Кто-то другой счел бы это предательством, но Тихомиров думал иначе. Иммунитет – вот что это было на самом деле, эмоциональный иммунитет. Чтобы не сдохнуть от переизбытка ощущений, от передозировки памятью, которая все равно уже никогда ни на что тебе больше не сгодится.
Поэтому он так не любил елку во дворе: слишком многое с ней было связано. С ней и с Аленой.
А вот дочка елку обожала с детства – и кажется, полюбила еще больше с тех пор, как они с Тихомировым остались одни. А уж после того, как Елена вышла за него замуж…
В общем, Артур был бы рад, если бы те трое из замызганного грузовичка срубили елку к чертовой матери, прогнила она там или нет. Еще бы и приплатил. Зря Елена вмешалась – но что уж теперь, не догонять ведь их, в самом деле.
Антонина Петровна между тем уже разогрела ужин. В прихожей, пока разувались, шепнула:
– Настенька из школы пришла зареванная.
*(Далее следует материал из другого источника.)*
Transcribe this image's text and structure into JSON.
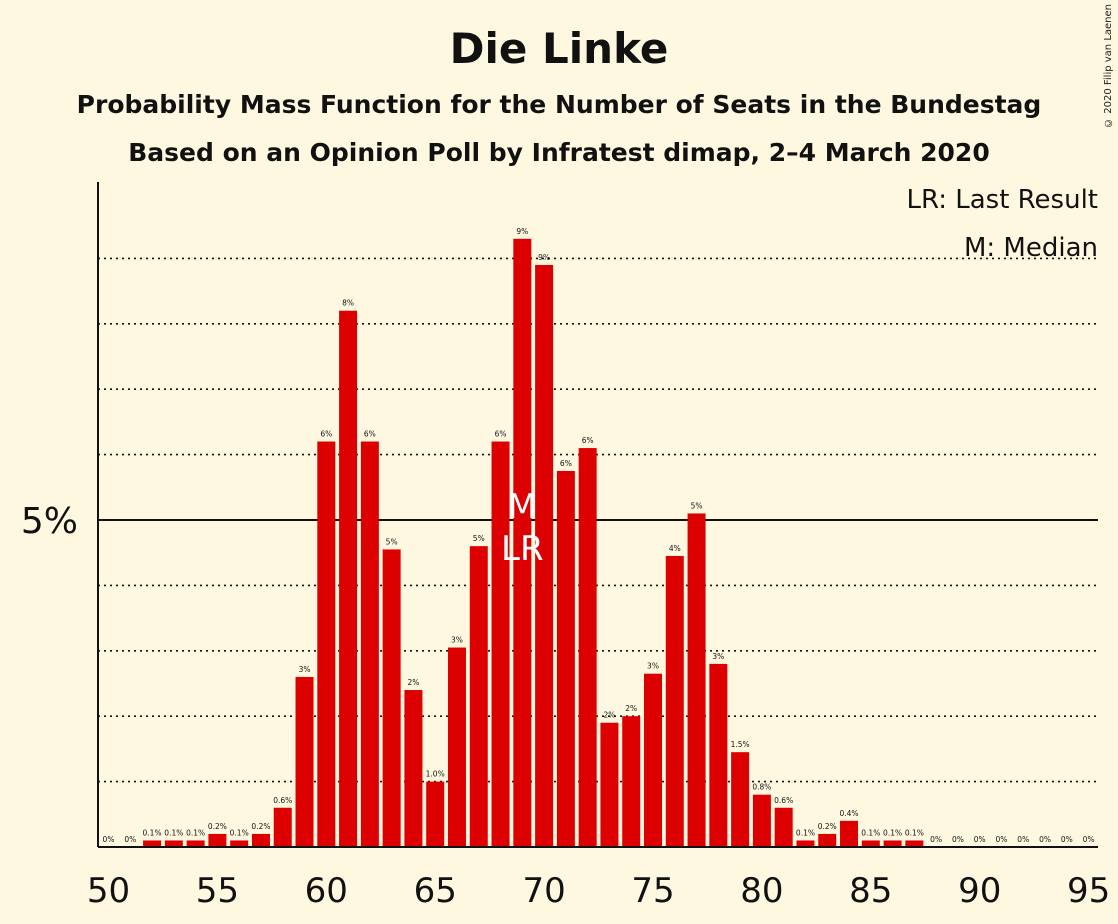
{
  "title": "Die Linke",
  "subtitle": "Probability Mass Function for the Number of Seats in the Bundestag",
  "subtitle2": "Based on an Opinion Poll by Infratest dimap, 2–4 March 2020",
  "copyright": "© 2020 Filip van Laenen",
  "legend": {
    "last_result": "LR: Last Result",
    "median": "M: Median"
  },
  "colors": {
    "bar": "#dd0000",
    "background": "#fff8e1"
  },
  "chart_data": {
    "type": "bar",
    "title": "Die Linke",
    "xlabel": "",
    "ylabel": "",
    "x": [
      50,
      51,
      52,
      53,
      54,
      55,
      56,
      57,
      58,
      59,
      60,
      61,
      62,
      63,
      64,
      65,
      66,
      67,
      68,
      69,
      70,
      71,
      72,
      73,
      74,
      75,
      76,
      77,
      78,
      79,
      80,
      81,
      82,
      83,
      84,
      85,
      86,
      87,
      88,
      89,
      90,
      91,
      92,
      93,
      94,
      95
    ],
    "values": [
      0,
      0,
      0.1,
      0.1,
      0.1,
      0.2,
      0.1,
      0.2,
      0.6,
      2.6,
      6.2,
      8.2,
      6.2,
      4.55,
      2.4,
      1.0,
      3.05,
      4.6,
      6.2,
      9.3,
      8.9,
      5.75,
      6.1,
      1.9,
      2.0,
      2.65,
      4.45,
      5.1,
      2.8,
      1.45,
      0.8,
      0.6,
      0.1,
      0.2,
      0.4,
      0.1,
      0.1,
      0.1,
      0,
      0,
      0,
      0,
      0,
      0,
      0,
      0
    ],
    "labels": [
      "0%",
      "0%",
      "0.1%",
      "0.1%",
      "0.1%",
      "0.2%",
      "0.1%",
      "0.2%",
      "0.6%",
      "3%",
      "6%",
      "8%",
      "6%",
      "5%",
      "2%",
      "1.0%",
      "3%",
      "5%",
      "6%",
      "9%",
      "9%",
      "6%",
      "6%",
      "2%",
      "2%",
      "3%",
      "4%",
      "5%",
      "3%",
      "1.5%",
      "0.8%",
      "0.6%",
      "0.1%",
      "0.2%",
      "0.4%",
      "0.1%",
      "0.1%",
      "0.1%",
      "0%",
      "0%",
      "0%",
      "0%",
      "0%",
      "0%",
      "0%",
      "0%"
    ],
    "x_ticks": [
      "50",
      "55",
      "60",
      "65",
      "70",
      "75",
      "80",
      "85",
      "90",
      "95"
    ],
    "y_tick_label": "5%",
    "y_reference": 5,
    "ylim": [
      0,
      10
    ],
    "grid": "dotted every 1%",
    "median": 69,
    "median_marker": "M",
    "last_result": 69,
    "last_result_marker": "LR"
  }
}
Кажется, поссорилась с кем-то.
– Кушала?
– Нет, Елена Дмитриевна, апельсинчик один цапнула – и все. – Домработница пожала округлыми плечиками, закутанными в пуховый платок. – Я уж решила не настаивать, раз она не в духе.
– Спасибо, – кивнул Тихомиров. – Все вы правильно сделали.
– Я там наготовила на завтра, загляну уже после пяти, приберусь, а потом в понедельник, да?
– Конечно-конечно… Лен, рассчитаешься за ноябрь?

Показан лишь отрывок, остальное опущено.